Wei, F, Coe E, Nelson W, Bharti AK, Engler F, Butler E, Kim H, Goicoechea JL, Chen M, Lee S et al..  2007.  Physical and Genetic Structure of the Maize Genome Reflects Its Complex Evolutionary History. PLoS Genet. 3:e123. AbstractWebsite
Maize (Zea mays L.) is one of the most important cereal crops and a model for the study of genetics, evolution, and domestication. To better understand maize genome organization and to build a framework for genome sequencing, we constructed a sequence-ready fingerprinted contig-based physical map that covers 93.5% of the genome, of which 86.1% is aligned to the genetic map. The fingerprinted contig map contains 25,908 genic markers that enabled us to align nearly 73% of the anchored maize genome to the rice genome. The distribution pattern of expressed sequence tags correlates to that of recombination. In collinear regions, 1 kb in rice corresponds to an average of 3.2 kb in maize, yet maize has a 6-fold genome size expansion.
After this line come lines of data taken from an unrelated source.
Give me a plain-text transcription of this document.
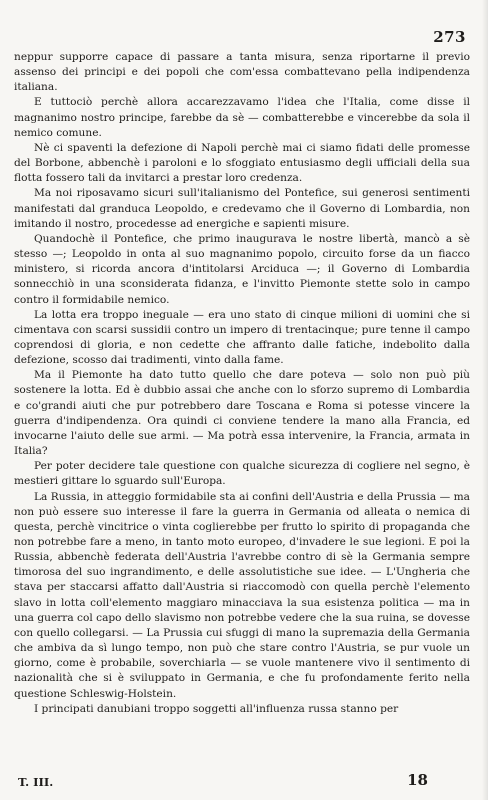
273

neppur supporre capace di passare a tanta misura, senza riportarne il previo assenso dei principi e dei popoli che com'essa combattevano pella indipendenza italiana.

E tuttociò perchè allora accarezzavamo l'idea che l'Italia, come disse il magnanimo nostro principe, farebbe da sè — combatterebbe e vincerebbe da sola il nemico comune.

Nè ci spaventi la defezione di Napoli perchè mai ci siamo fidati delle promesse del Borbone, abbenchè i paroloni e lo sfoggiato entusiasmo degli ufficiali della sua flotta fossero tali da invitarci a prestar loro credenza.

Ma noi riposavamo sicuri sull'italianismo del Pontefice, sui generosi sentimenti manifestati dal granduca Leopoldo, e credevamo che il Governo di Lombardia, non imitando il nostro, procedesse ad energiche e sapienti misure.

Quandochè il Pontefice, che primo inaugurava le nostre libertà, mancò a sè stesso —; Leopoldo in onta al suo magnanimo popolo, circuito forse da un fiacco ministero, si ricorda ancora d'intitolarsi Arciduca —; il Governo di Lombardia sonnecchiò in una sconsiderata fidanza, e l'invitto Piemonte stette solo in campo contro il formidabile nemico.

La lotta era troppo ineguale — era uno stato di cinque milioni di uomini che si cimentava con scarsi sussidii contro un impero di trentacinque; pure tenne il campo coprendosi di gloria, e non cedette che affranto dalle fatiche, indebolito dalla defezione, scosso dai tradimenti, vinto dalla fame.

Ma il Piemonte ha dato tutto quello che dare poteva — solo non può più sostenere la lotta. Ed è dubbio assai che anche con lo sforzo supremo di Lombardia e co'grandi aiuti che pur potrebbero dare Toscana e Roma si potesse vincere la guerra d'indipendenza. Ora quindi ci conviene tendere la mano alla Francia, ed invocarne l'aiuto delle sue armi. — Ma potrà essa intervenire, la Francia, armata in Italia?

Per poter decidere tale questione con qualche sicurezza di cogliere nel segno, è mestieri gittare lo sguardo sull'Europa.

La Russia, in atteggio formidabile sta ai confini dell'Austria e della Prussia — ma non può essere suo interesse il fare la guerra in Germania od alleata o nemica di questa, perchè vincitrice o vinta coglierebbe per frutto lo spirito di propaganda che non potrebbe fare a meno, in tanto moto europeo, d'invadere le sue legioni. E poi la Russia, abbenchè federata dell'Austria l'avrebbe contro di sè la Germania sempre timorosa del suo ingrandimento, e delle assolutistiche sue idee. — L'Ungheria che stava per staccarsi affatto dall'Austria si riaccomodò con quella perchè l'elemento slavo in lotta coll'elemento maggiaro minacciava la sua esistenza politica — ma in una guerra col capo dello slavismo non potrebbe vedere che la sua ruina, se dovesse con quello collegarsi. — La Prussia cui sfuggi di mano la supremazia della Germania che ambiva da sì lungo tempo, non può che stare contro l'Austria, se pur vuole un giorno, come è probabile, soverchiarla — se vuole mantenere vivo il sentimento di nazionalità che si è sviluppato in Germania, e che fu profondamente ferito nella questione Schleswig-Holstein.

I principati danubiani troppo soggetti all'influenza russa stanno per

T. III.	18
This can be explained by the fact that most rice regions correspond to two regions in maize as a result of its recent polyploid origin. Inversions account for the majority of chromosome structural variations during subsequent maize diploidization. We also find clear evidence of ancient genome duplication predating the divergence of the progenitors of maize and rice. Reconstructing the paleoethnobotany of the maize genome indicates that the progenitors of modern maize contained ten chromosomes.